After the Great War were the roaring twenties. And the roaring twenties was not that fun for Disney, as you have read. It was, still, a war for him. However, Walt tried the best he can as he could see a future in his works. He used his imagination very vividly and his visual arts sharply, descriptively, and uniquely. Couple of months later, by the beginning of 1931, Walt Disney Production had formed. Struggles to make the business, succeed, and take fame nationwide, did not get to him until 1939, when he faded the Disney Brothers' Studio out and start a business with the Columbia Pictures. And there, he made a trademark that made him known all over the country: "Walt Disney."

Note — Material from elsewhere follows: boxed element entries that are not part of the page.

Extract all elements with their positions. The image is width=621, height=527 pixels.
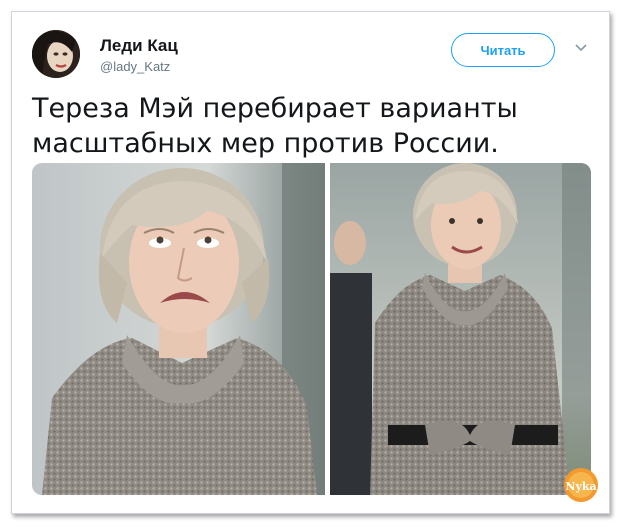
tweet-photo-right[interactable] xyxy=(330,163,591,495)
avatar[interactable] xyxy=(32,30,80,78)
tweet-text: Тереза Мэй перебирает варианты масштабны… xyxy=(32,93,518,159)
tweet-card: Леди Кац @lady_Katz Читать Тереза Мэй пе… xyxy=(11,11,610,514)
follow-button[interactable]: Читать xyxy=(451,33,555,67)
display-name[interactable]: Леди Кац xyxy=(100,36,178,56)
svg-text:Nyka: Nyka xyxy=(565,480,596,493)
watermark-logo: Nyka xyxy=(564,468,598,502)
tweet-photo-left[interactable] xyxy=(32,163,325,495)
handle[interactable]: @lady_Katz xyxy=(100,59,170,74)
chevron-down-icon[interactable] xyxy=(574,43,588,53)
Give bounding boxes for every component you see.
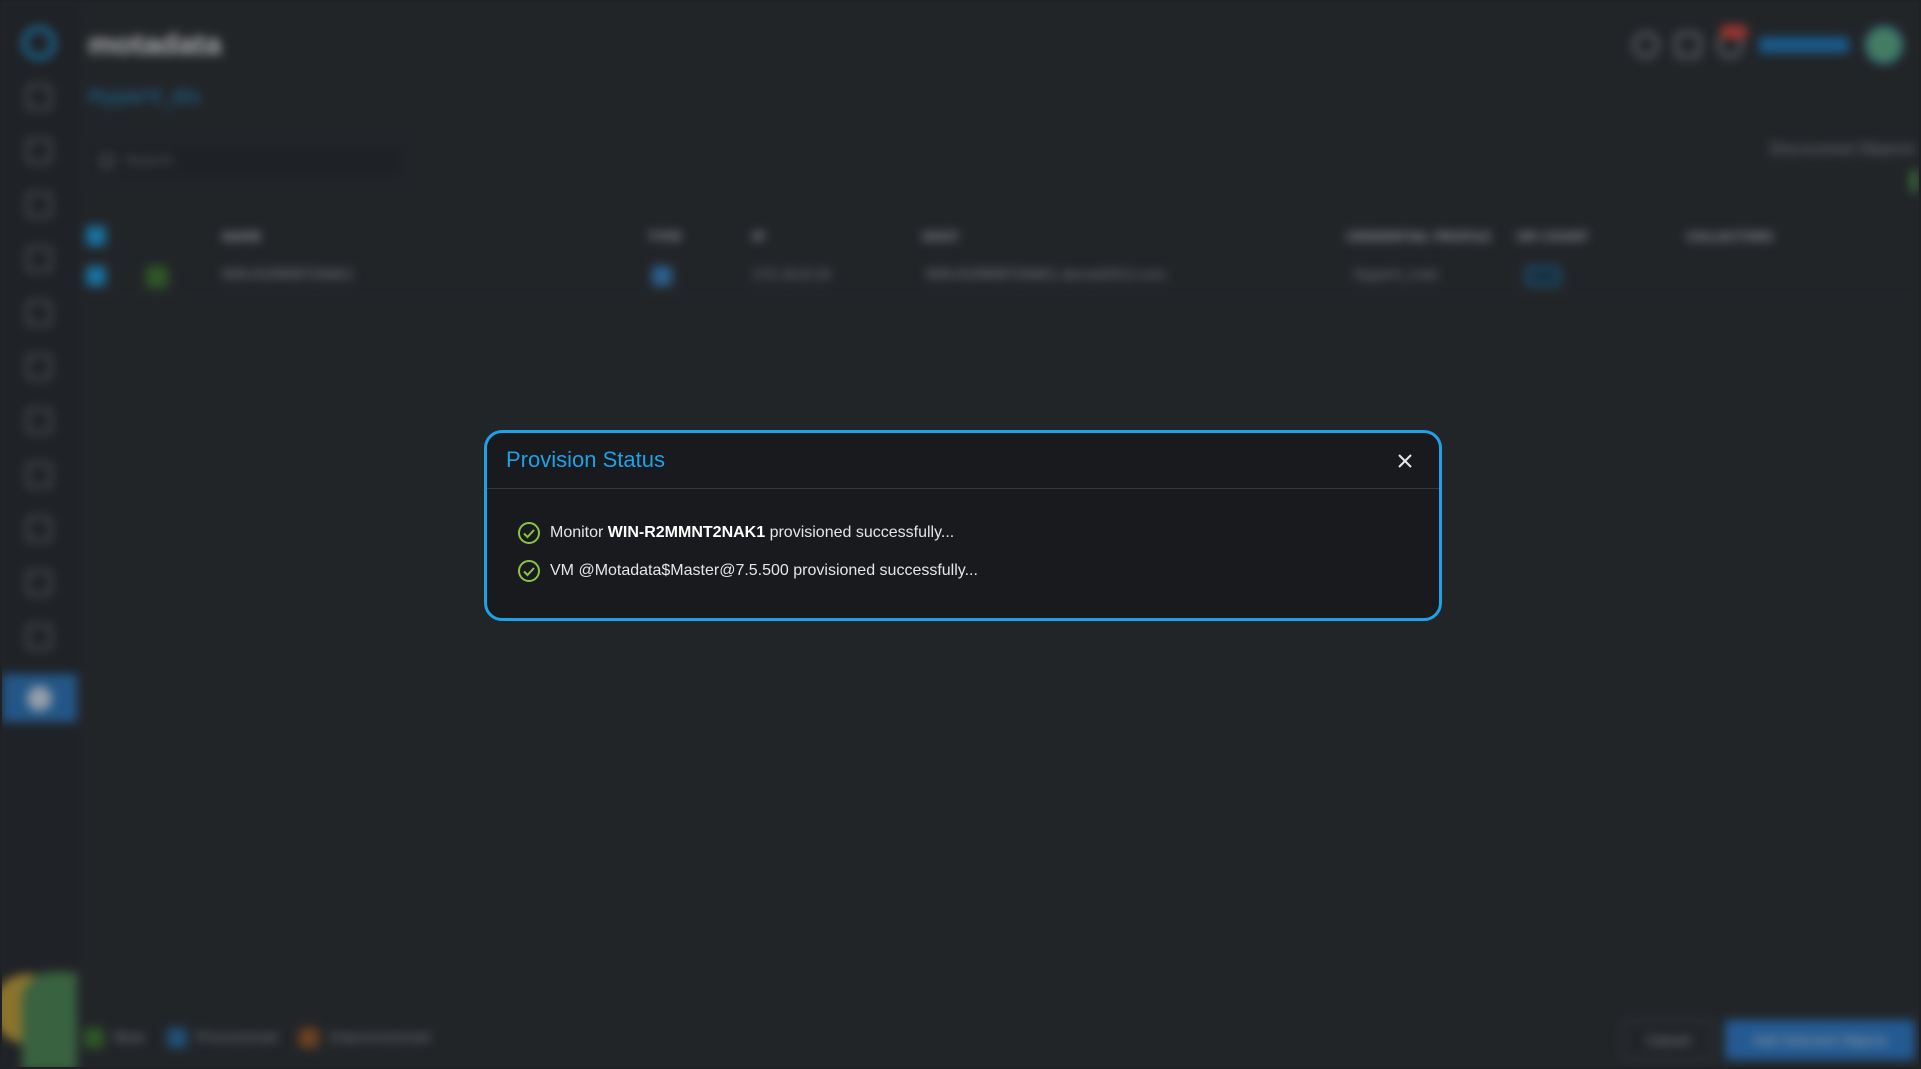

However, he only stayed there for a short time. Walt had been given again the opportunity to create a world-class animation, and it was his idea. He believed that this would take him not only in the country, but in the whole world. This was making the first colored animated film. First in entertainment history, he also developed the first film to beat out with sound. This marked the "golden age of animation."
He continued filming, animating, acting, and directing. Over sixty nominations and awards had been awarded to him, including honorary awards for the creation of Mickey Mouse, the first full-colored animation film Snow White and the Seven Dwarfs, and for Fantasia. On 1959, he opened the first Disneyland in California, which was followed by the first Disney World in Orlando, Florida on 1971.
Walter Disney then died in 1966, of lung cancer, though he has never smoked. This death of Disney has been widely viewed as one of the loneliest death of the century, following John F. Kennedy's. Disney's world of imagination had produced not just wild success, but also a youth full of creativity, wisdom, courage, hope, and imagination. As Disney have remarked in the opening of the first Disneyland in 1959, "Disneyland is your land. Here age relives fond memories of the past...and here youth may savor the challenge and promise of the future. Disneyland is dedicated to the ideals, the dreams, and the hard facts that have created America...with the hope that it will be a source of joy and inspiration to all the world."
Disney had inspired all of us, created an imaginary world that would prepare us to the future, and brought us exciting adventures to relish forever. Just wish upon a star.